Video Assisted Thoracic Surgery (VATS) lobectomy procedure
Our VATS and Robotic Lobectomy Surgery Information Booklet is available in our office, or online by accessing this link: https://online.fliphtml5.com/qsbv/zmox/
Video-Assisted Thoracoscopic Surgery (VATS) is a type of minimally invasive surgery used to diagnose and treat conditions that are found in the chest area of the body. A camera called a thoracoscope is inserted into the chest through small incisions, and the surgeon can guide the camera to perform a variety of procedures on the inside of the chest such as removing a piece of the lung, drain fluid, or perform a procedure on the heart or lung. VATS is commonly performed if the patient needs to have a portion of tissue removed if there are cancerous cells. VATS is also used to biopsy part of the lung, lymph nodes, the tissue around the lungs, heart, or esophagus.
VATS is commonly performed if the patient needs to have a portion of tissue removed if there are cancerous cells. VATS is also used to biopsy part of the lung, lymph nodes, the tissue around the lungs, heart, or esophagus. VATS is also used for procedures on the heart such as atrial fibrillation ablation, pacemaker lead placement, and repair to the mitral valve.
The goal of a video-assisted minimally invasive lobectomy procedure is to remove the lobe of the lung containing cancer as well as the surrounding lymph nodes while minimizing surgical trauma. Evidence has shown that reduced surgical trauma leads to less pain, fewer complications, and faster recovery compared to a lobectomy through a conventional open incision (thoracotomy). These operations are performed under general anesthesia. A special breathing tube is placed for surgery and is almost always removed before you awake from anesthesia.

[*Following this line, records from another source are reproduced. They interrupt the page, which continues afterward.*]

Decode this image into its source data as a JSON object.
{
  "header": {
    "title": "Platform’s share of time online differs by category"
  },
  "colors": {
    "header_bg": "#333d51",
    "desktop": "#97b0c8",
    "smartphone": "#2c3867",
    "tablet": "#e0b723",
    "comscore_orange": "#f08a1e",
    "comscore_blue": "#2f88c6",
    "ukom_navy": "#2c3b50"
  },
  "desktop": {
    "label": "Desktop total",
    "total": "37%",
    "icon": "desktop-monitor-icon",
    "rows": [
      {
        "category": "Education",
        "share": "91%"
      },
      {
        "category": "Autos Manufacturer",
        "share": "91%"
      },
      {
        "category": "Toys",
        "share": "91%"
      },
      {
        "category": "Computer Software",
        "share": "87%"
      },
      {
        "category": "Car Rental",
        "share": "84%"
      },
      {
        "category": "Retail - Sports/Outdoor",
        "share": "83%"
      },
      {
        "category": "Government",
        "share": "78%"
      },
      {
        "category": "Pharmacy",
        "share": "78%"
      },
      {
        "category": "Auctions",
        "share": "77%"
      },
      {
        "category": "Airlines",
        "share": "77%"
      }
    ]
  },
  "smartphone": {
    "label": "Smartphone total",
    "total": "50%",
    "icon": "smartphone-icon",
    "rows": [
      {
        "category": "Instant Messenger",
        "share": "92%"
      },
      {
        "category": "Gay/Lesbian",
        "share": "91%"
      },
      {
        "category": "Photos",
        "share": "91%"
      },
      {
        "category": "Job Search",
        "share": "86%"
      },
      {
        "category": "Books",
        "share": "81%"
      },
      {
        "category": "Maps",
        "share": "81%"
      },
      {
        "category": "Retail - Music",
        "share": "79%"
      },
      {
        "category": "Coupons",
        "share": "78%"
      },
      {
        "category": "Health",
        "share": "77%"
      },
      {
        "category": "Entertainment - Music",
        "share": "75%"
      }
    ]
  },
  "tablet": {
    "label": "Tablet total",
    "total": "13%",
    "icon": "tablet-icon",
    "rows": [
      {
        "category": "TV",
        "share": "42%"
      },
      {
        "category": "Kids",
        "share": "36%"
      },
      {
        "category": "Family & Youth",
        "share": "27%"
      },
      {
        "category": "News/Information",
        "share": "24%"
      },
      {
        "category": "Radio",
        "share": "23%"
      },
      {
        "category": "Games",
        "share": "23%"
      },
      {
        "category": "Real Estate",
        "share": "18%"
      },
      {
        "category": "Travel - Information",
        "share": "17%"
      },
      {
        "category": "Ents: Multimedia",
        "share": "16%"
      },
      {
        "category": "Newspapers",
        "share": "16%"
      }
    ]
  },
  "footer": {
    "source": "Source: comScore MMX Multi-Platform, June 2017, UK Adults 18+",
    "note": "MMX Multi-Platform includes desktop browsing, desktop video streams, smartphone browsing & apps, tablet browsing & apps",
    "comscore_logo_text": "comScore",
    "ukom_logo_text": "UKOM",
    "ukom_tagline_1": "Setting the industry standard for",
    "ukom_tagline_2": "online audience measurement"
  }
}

This surgery is performed via three to five small incisions on the side of the chest. Patients can expect one cut approximately 2 inches long to allow for the removal of the lobe from the chest and the rest less than 1 inch long. These incisions allow us to work between the ribs without spreading the ribs apart with a retractor. The operation typically takes approximately two hours.
Our goal is to discharge patients from the hospital within a matter of days. In general, patients who are in good health with few medical problems stay in the hospital up to three days. Those with underlying health problems and poor exercise capacity may stay longer, as necessary. Very few patients ever require admission to the ICU. Most patients are admitted to a private monitored surgical room (IMU setting) following surgery.
After surgery, all patients receive supplemental oxygen. The goal is to wean the oxygen off in the days following surgery. Most patients will not require oxygen at home; however, some patients, particularly those with underlying conditions such as COPD or emphysema, may require temporary supplemental oxygen.
The final pathology report concerning the exact size of the cancer and status of the lymph nodes (pathologic stage of cancer) is typically available within a week of surgery. Patients are typically discharged prior to the report’s availability; therefore, the results are disclosed at a follow-up appointment.